RegExp替换嵌套结构中的匹配括号

时间:2016-05-13 16:26:58

标签: javascript php regex parsing lexical-analysis

如果第一个左括号跟在关键字array之后,如何替换一组匹配的左/右括号?正则表达式可以帮助解决这类问题吗?

为了更具体,我想使用JavaScript或PHP解决此问题

// input
$data = array(
    'id' => nextId(),
    'profile' => array(
       'name' => 'Hugo Hurley',
       'numbers' => (4 + 8 + 15 + 16 + 23 + 42) / 108
    )
);

// desired output
$data = [
    'id' => nextId(),
    'profile' => [
       'name' => 'Hugo Hurley',
       'numbers' => (4 + 8 + 15 + 16 + 23 + 42) / 108
    ]
];

2 个答案:

答案 0 :(得分:3)

Tim Pietzcker给出了Dot-Net计数版本 它与下面的PCRE(php)版本具有相同的元素。

所有警告都是一样的。

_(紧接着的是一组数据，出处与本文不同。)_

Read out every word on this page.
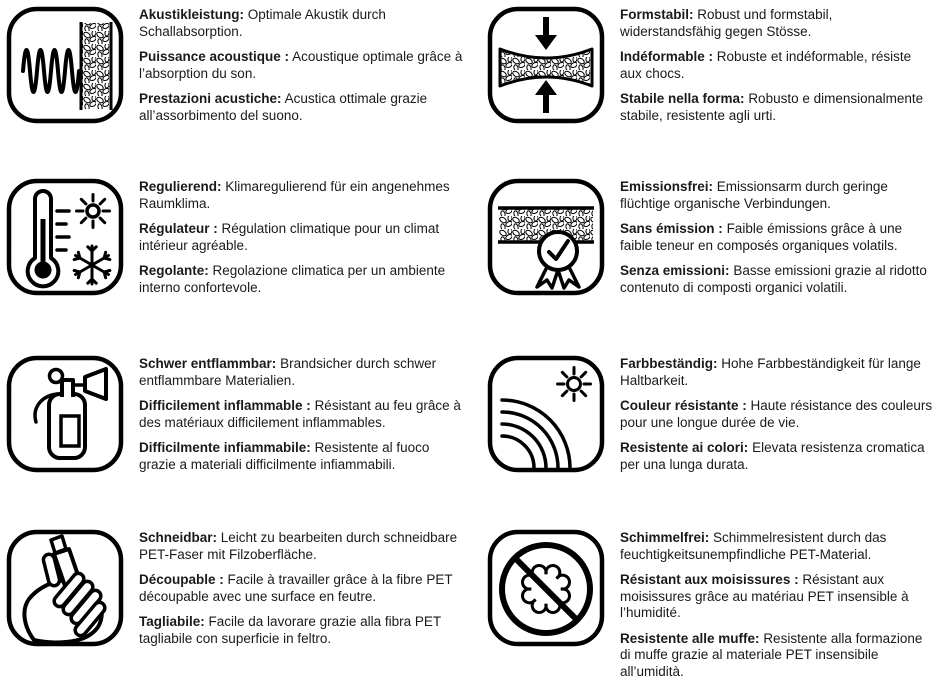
Akustikleistung: Optimale Akustik durch Schallabsorption.

Puissance acoustique : Acoustique optimale grâce à l’absorption du son.

Prestazioni acustiche: Acustica ottimale grazie all’assorbimento del suono.

Formstabil: Robust und formstabil, widerstandsfähig gegen Stösse.

Indéformable : Robuste et indéformable, résiste aux chocs.

Stabile nella forma: Robusto e dimensionalmente stabile, resistente agli urti.

Regulierend: Klimaregulierend für ein angenehmes Raumklima.

Régulateur : Régulation climatique pour un climat intérieur agréable.

Regolante: Regolazione climatica per un ambiente interno confortevole.

Emissionsfrei: Emissionsarm durch geringe flüchtige organische Verbindungen.

Sans émission : Faible émissions grâce à une faible teneur en composés organiques volatils.

Senza emissioni: Basse emissioni grazie al ridotto contenuto di composti organici volatili.

Schwer entflammbar: Brandsicher durch schwer entflammbare Materialien.

Difficilement inflammable : Résistant au feu grâce à des matériaux difficilement inflammables.

Difficilmente infiammabile: Resistente al fuoco grazie a materiali difficilmente infiammabili.

Farbbeständig: Hohe Farbbeständigkeit für lange Haltbarkeit.

Couleur résistante : Haute résistance des couleurs pour une longue durée de vie.

Resistente ai colori: Elevata resistenza cromatica per una lunga durata.

Schneidbar: Leicht zu bearbeiten durch schneidbare PET-Faser mit Filzoberfläche.

Découpable : Facile à travailler grâce à la fibre PET découpable avec une surface en feutre.

Tagliabile: Facile da lavorare grazie alla fibra PET tagliabile con superficie in feltro.

Schimmelfrei: Schimmelresistent durch das feuchtigkeitsunempfindliche PET-Material.

Résistant aux moisissures : Résistant aux moisissures grâce au matériau PET insensible à l’humidité.

Resistente alle muffe: Resistente alla formazione di muffe grazie al materiale PET insensibile all’umidità.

特别是,非数组括号必须为 平衡,因为他们使用相同的右括号作为分隔符。

必须解析(或应该)所有文本 外部组1,2,3,4允许您获取部件
内容
CORE-1 array()
CORE-2任何()
例外

每场比赛都会让你获得这些外在的东西,并且互相排斥。

诀窍是定义一个解析CORE的php 函数 parse( core)
在该函数内部是while (regex.search( core ) { .. }循环。

每当 CORE-1或2 组匹配时,调用parse( core )函数通过
该核心组的内容。

在循环内部,只需取消内容并将其分配给哈希。

显然,应该替换调用(?&content)的组1构造 使用构造来获取类似可变数据的哈希值。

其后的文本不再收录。